Many NYU Abu Dhabi students, on the other hand, are able to spend summers interning in choice locales while living off of school-provided budgets. This realization struck me again when my friend walked into the room with something he’d purchased with Campus Dirhams and announced: “I just realized I’m not even looking at the price of the stuff that I’m buying.” Clearly, lacking financial resources is not what occupies our minds.
It is not that NYUAD students don’t have problems to grapple with, but it’s that the problems are definitely not the same as our counterparts in many other universities. We certainly face an incredible amount of academic stress, but most students seem resigned to this fate — it is, after all, self-imposed. In my experience, many students at NYUAD instead discuss less tangible issues: those of identity and belonging, connection and fulfillment. The administration often asks us to examine questions of our identity in classes, workshops and events, but students do much of this examination without being asked.

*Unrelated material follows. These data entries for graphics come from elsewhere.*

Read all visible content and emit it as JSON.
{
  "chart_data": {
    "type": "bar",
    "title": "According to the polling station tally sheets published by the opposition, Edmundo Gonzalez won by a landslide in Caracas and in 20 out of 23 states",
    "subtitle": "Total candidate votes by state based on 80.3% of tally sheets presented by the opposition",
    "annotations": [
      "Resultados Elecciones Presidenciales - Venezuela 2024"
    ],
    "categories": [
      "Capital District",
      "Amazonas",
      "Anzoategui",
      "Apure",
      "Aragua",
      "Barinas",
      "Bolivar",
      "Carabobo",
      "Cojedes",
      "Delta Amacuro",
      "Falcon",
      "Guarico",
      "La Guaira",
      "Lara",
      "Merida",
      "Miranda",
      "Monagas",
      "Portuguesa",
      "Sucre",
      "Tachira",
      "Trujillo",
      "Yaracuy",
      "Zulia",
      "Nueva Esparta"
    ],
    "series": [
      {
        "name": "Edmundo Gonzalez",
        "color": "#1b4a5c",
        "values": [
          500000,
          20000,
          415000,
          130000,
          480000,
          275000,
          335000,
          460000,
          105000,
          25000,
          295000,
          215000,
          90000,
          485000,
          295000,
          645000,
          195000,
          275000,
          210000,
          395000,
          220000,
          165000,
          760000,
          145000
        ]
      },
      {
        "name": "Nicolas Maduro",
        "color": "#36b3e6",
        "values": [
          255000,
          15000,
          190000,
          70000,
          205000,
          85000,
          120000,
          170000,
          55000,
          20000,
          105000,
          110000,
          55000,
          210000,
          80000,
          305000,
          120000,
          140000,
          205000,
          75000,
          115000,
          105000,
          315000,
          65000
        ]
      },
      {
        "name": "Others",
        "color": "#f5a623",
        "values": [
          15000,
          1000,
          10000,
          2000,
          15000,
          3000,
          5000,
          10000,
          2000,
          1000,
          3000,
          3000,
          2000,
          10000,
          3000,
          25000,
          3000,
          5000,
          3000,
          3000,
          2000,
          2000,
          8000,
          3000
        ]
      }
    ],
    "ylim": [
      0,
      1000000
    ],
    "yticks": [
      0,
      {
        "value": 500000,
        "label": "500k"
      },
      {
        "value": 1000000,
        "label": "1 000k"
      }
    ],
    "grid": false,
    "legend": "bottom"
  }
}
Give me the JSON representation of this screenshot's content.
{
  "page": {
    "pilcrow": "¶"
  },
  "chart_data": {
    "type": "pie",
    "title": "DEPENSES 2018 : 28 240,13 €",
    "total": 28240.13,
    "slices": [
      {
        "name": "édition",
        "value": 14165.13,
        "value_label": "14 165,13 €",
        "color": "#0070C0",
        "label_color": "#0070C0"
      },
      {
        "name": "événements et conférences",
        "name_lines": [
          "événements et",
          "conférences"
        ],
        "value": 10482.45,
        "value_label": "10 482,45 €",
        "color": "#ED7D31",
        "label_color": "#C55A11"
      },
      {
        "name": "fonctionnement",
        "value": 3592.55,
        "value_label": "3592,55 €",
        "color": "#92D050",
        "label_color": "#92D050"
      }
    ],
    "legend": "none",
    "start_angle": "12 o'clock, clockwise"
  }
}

Since becoming an NYUAD student, I’ve had more deep, late-night talks than ever before. Often, the questions posed can never really be answered. Am I spending my time in meaningful ways? Am I really connecting with my environment? Can I ever feel at home in this elusive-seeming city? Will my friendships last? Students at NYUAD examine their choices, their relationships and their futures while students elsewhere are too overcome by problems of a more concrete nature.
Now, I don’t want to portray having these problems as preferable, because they are problems nonetheless. This reminds me of the idea of tame versus wicked problems, a concept first introduced by Horst Rittel, a design theorist. A tame problem can be solved, while a wicked problem never really can. College debt is a tame problem; it could be solved if students had enough money. Wicked problems, on the other hand, are difficult or impossible to solve. Like poverty, while an individual’s state may be bettered, the issue can never fully be eradicated. Identity crises would fall into this category, along with many of the other philosophical issues that we toss around over tea and biscuits from the convenience store.
This stark difference in perspective provided by the college experience was especially apparent to me when I was with my friends from high school over winter break. They were all discussing their common struggles despite attending different colleges in different locations and finding company in misery. They moaned about their terrible dining hall food, the ridiculous price of printing and laundry and, in light of all this, the ridiculous sum that their education was costing. I had little to contribute in the way of tame problems, and apart from nodding or mumbling “that sucks,” I felt quite out of place in the conversation. I found that I was no longer used to discussing tangible issues, but larger, more unwieldy, less concrete problems: wicked problems. When I tried to dig deeper into their experiences, asking the types of questions that we pose so often at NYUAD, the conversation lacked middle ground and quickly faltered.
My point is not to trivialize student debt or make the wicked problems that NYUAD students grapple with seem like the ultimate big stuff, but to bring attention to the fact that the problems we face as NYUAD are inherently different. This can lead to a disconnect between us and our friends and even our families as the problems which affect us here are often of a different nature than their day-to-day or even consistent problems. No problem is more or less problematic, because they take a toll on us equally, simply in different ways. I’ve learned, as many have by the time they reach adulthood, how to not sweat the small stuff. It is more challenging, however, to learn how to stop sweating the big stuff, which for us may be our wicked problems.